Conversational language understanding (CLU) formerly Luis

CLU builds language models that interpret meaning of phrases in a conversation.

Language understanding: command with intent, entity

Example utterance: commands like “turn on lights”
- Intent: Turn on
- Entity: Lights
- Entity recognition: action
Differences from Generative AI

Multiple AI capabilities are often working together, evolving from, or building off of one another. These conversational AI capabilities may look similar to what generative AI capabilities look like today. Generative AI uses NLP as a foundation but extends beyond it by creating new content.

Azure AI Translator capabilities

Early ML translation used literal translation for each word where the word was translated to the word in the target language. Limits of this method are:

When there no equivalent word in the target language
The literal translation changes the meaning or does not get the context correct

Ideal translation must understand semantic context and grammar, tone, and common language.

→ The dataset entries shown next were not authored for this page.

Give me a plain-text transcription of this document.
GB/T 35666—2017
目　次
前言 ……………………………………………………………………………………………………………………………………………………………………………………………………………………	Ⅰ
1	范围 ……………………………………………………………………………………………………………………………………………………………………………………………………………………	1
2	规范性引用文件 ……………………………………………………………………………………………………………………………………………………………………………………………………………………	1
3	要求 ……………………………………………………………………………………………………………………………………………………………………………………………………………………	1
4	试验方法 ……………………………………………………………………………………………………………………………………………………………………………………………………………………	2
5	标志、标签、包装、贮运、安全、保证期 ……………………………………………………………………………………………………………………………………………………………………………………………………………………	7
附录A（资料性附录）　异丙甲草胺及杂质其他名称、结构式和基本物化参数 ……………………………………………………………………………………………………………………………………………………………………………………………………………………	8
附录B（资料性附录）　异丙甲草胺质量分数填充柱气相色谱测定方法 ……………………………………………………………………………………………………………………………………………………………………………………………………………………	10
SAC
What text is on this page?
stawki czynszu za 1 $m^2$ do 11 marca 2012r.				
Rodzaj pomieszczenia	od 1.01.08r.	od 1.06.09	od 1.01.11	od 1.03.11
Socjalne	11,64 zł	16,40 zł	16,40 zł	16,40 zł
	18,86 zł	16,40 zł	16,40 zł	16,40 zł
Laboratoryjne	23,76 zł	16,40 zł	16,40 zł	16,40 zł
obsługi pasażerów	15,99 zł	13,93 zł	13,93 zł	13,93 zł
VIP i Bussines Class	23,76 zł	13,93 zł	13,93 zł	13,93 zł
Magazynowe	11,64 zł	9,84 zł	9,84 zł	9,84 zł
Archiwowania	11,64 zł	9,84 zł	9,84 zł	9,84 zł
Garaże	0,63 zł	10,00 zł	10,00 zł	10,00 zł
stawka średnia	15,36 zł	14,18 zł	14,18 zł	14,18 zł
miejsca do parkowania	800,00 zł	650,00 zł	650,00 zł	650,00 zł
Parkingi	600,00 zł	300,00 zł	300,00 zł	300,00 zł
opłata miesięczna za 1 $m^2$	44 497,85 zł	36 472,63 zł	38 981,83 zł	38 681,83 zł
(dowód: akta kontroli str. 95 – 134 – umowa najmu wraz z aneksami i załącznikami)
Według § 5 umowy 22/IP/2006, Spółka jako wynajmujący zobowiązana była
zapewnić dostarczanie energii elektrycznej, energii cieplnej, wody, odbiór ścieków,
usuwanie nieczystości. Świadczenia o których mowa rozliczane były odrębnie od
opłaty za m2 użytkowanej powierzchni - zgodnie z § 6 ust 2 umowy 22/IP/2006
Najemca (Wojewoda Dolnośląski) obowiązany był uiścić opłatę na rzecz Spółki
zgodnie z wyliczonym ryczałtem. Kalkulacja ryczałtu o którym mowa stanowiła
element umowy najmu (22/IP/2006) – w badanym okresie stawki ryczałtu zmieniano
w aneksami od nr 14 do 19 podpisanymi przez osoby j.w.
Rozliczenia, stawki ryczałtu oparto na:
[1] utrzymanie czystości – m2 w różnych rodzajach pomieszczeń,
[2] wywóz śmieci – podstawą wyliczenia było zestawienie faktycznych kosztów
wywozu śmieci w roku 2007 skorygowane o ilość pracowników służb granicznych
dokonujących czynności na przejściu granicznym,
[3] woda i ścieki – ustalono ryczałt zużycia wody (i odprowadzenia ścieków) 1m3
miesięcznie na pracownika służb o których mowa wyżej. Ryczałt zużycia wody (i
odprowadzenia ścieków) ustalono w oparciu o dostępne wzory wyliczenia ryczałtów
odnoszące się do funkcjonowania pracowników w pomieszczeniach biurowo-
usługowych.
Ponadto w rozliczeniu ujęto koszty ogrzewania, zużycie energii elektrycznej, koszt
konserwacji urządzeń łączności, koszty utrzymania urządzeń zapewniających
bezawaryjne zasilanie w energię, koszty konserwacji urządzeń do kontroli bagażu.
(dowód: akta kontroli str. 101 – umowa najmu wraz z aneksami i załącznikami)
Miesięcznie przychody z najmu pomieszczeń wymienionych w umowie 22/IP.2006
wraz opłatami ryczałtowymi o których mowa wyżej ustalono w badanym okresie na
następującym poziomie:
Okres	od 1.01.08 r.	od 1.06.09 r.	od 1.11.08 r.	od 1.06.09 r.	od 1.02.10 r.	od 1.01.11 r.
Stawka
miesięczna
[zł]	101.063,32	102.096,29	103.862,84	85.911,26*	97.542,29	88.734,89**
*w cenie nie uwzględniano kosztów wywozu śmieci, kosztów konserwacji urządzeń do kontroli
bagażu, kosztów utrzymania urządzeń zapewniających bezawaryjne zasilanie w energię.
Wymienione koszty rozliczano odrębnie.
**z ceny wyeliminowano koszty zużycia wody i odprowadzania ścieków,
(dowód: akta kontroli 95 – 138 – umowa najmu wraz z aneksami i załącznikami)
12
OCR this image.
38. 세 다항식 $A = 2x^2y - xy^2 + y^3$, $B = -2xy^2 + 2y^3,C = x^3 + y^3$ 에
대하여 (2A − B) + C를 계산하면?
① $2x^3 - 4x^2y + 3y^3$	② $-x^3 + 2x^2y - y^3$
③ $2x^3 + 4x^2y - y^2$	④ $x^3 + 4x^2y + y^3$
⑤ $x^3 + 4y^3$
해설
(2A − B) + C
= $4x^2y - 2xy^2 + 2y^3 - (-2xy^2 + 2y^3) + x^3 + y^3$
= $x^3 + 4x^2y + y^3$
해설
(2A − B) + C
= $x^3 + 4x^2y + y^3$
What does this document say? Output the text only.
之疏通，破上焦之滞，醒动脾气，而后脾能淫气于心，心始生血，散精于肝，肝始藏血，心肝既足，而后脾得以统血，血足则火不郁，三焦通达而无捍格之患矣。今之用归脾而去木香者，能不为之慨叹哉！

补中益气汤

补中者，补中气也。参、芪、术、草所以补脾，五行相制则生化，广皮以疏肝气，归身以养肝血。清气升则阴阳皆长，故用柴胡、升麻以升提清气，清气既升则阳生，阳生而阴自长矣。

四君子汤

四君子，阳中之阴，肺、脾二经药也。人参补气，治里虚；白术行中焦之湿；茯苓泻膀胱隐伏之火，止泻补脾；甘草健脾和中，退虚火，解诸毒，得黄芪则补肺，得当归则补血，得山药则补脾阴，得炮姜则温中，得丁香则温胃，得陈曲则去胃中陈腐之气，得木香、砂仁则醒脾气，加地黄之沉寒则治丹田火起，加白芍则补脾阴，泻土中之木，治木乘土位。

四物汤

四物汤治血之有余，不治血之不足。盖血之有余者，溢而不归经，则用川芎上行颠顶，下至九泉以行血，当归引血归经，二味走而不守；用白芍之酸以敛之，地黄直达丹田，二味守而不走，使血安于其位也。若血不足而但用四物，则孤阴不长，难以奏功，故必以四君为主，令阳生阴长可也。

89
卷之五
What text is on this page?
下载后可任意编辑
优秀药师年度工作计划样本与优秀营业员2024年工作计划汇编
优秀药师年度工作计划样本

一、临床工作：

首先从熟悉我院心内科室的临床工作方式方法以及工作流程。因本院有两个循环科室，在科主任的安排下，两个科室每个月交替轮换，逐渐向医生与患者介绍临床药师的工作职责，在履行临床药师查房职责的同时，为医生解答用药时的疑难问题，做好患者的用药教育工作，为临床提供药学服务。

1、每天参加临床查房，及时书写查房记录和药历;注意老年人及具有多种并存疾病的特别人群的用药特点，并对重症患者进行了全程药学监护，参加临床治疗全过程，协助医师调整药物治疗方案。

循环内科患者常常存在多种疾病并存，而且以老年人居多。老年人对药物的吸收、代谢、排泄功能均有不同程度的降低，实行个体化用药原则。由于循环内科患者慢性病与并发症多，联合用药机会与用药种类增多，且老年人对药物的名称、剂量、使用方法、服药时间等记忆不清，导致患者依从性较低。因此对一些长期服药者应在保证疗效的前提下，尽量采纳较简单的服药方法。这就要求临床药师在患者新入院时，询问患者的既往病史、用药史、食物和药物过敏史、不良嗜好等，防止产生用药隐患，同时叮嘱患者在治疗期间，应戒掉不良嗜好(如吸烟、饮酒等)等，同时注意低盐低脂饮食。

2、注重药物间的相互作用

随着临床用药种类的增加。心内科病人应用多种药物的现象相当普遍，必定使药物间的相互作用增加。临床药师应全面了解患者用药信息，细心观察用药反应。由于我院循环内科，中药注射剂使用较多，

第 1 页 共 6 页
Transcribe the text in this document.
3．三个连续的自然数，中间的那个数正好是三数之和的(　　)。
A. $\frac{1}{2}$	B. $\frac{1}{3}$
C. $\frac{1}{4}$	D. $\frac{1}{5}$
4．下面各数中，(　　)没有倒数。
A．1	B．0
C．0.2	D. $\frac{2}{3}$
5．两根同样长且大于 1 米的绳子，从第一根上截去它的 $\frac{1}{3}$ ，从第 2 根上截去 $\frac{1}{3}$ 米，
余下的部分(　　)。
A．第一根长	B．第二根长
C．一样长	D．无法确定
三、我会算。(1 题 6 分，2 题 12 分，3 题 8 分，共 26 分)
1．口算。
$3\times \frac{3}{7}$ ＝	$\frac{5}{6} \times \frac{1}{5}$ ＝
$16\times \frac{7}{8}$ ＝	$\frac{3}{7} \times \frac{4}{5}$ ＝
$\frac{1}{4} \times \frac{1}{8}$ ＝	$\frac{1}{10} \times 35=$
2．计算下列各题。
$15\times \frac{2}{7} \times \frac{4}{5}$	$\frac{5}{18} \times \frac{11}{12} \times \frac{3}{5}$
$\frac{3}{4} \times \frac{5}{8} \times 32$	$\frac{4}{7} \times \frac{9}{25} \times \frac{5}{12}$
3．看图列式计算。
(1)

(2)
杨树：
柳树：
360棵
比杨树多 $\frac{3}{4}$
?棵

Azure AI Translator supports text to text translation or many languages and allows translating a source document into multiple languages. It has capabilities for:

Text translation - real time translation
Document translation - translation while preserving original document structure
Custom translation - build customized neural machine translation (NMT) systems

Azure AI Translator is in Azure AI Foundry

Get started in Azure AI Foundry

Azure AI Language and Translator can be used in solutions and created in:

Azure AI Foundry portal
Software development kit (SDK) or REST API

These resources in an Azure subscription can be used:

Language resource - choose if you only plan to use Azure AI Language services, or if you want to manage access and billing for the resource separately from other services.
Translator resource - choose if you want to manage access and billing for each service individually
Azure AI services resource - choose if you plan to use Azure AI Language in combination with other Azure AI services, and you want to manage access and billing for these services together.

Services can be tested in the playground.

Resources in Azure can be created with scripts or manually in the user interface.